Vers le sud est le quatrième long métrage de Laurent Cantet, après Les Sanguinaires, Ressources humaines et L’Emploi du temps. On a tôt fait de classer Laurent Cantet dans la catégorie des cinéastes sociaux alors qu’il est bien plus, un cinéaste politique dont le sujet obsessionnel s’affine de films en films : les procédures de contrôle et leur caractère diffracté, comment les individus exercent eux-mêmes et sans s’en rendre compte, un contrôle sur autrui. Une thématique et une manière de l’aborder qui n’est pas sans évoquer Foucault on l’aura compris. Il est clair, cependant, à la lecture des compte-rendus vénitiens (le film a été sélectionné au Festival de Venise) que les malentendus sur Cantet continuent : Vers le sud ne nous conte pas davantage les affres du tourisme sexuel que L’Emploi du temps était l’histoire d’un homme qui perd pied après avoir perdu son emploi, du moins les films ne se limitent-ils pas à ces formules toutes faites.

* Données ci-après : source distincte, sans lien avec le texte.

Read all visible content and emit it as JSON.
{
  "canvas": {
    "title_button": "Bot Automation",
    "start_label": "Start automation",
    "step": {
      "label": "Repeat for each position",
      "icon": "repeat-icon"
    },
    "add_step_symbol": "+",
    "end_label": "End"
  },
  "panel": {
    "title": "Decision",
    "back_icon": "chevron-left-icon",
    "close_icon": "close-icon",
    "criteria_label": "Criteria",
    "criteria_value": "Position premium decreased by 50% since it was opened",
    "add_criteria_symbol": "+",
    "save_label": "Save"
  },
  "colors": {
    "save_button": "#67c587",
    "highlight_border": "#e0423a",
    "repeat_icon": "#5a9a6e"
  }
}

Adapté de trois nouvelles de l’écrivain Dany Lafferière, Vers le sud suit le destin de trois femmes « d’âge mûr », trois femmes blanches en villégiature en Haïti à la fin des années 70, trois femmes seules qui courtisent Legba, un jeune et bel autochtone qui se prostitue pour gagner sa vie et trouver un peu de réconfort dans la dictature silencieuse du régime Duvalier. La domination du nord sur le sud, des riches sur les pauvres, du pouvoir sur ses concitoyens, la misère sexuelle et son contraire, l’affirmation d’une certaine liberté dans le sexe : Vers le sud jongle avec ces éléments sans jamais y puiser matière à idéologie. Pas de discours tiers-mondiste ici, pas de dénonciation simple et réconfortante. Cantet montre comment ces contrôles s’enchevêtrent, comment une misère peut en dominer une autre, comment aussi une vision humanitariste peut s’avérer aussi inutile et néfaste que le cynisme. Quelque chose de profondément désenchanté irrigue le meilleur du film, créant un diffus sentiment d’effroi qui culmine lorsque se manifeste l’invisible et insaisissable pouvoir du dictateur.

Le film pourtant ne convainc pas tout à fait. Autant on est admiratif de cette façon très subtile d’aborder la complexité d’une situation, autant Cantet ne se débarrasse pas de ce qui faisait déjà les limites de L’Emploi du temps : une certaine affectation, une tendance des comédiens à surligner les émotions. Il y a du sentimentalisme dans la façon dont Cantet s’identifie à ses personnages, comme s’il avait peur de sa propre distance critique et de la sécheresse qui en découle. C’est d’autant plus curieux que Ressources humaines ou ses premiers courts métrages étaient au contraire incroyablement secs (ce qui n’empêchait pas l’émotion d’advenir). Dans Vers le sud, le récit frontal de chaque femme par exemple, est à la fois culotté et maladroit tant les comédiennes jouent leurs malheurs en même temps qu’elles nous le content, si bien que cet effet de redondance alourdit le film. Au fond, l’enjeu qui se pose à Cantet, c’est comment aménager sentiment et politique, empathie pour les personnages et distance critique. Pour le moment, ses films semblent clivés entre ces deux extrêmes sans que jamais vraiment ils fusionnent. Nul doute que Cantet y parviendra un jour.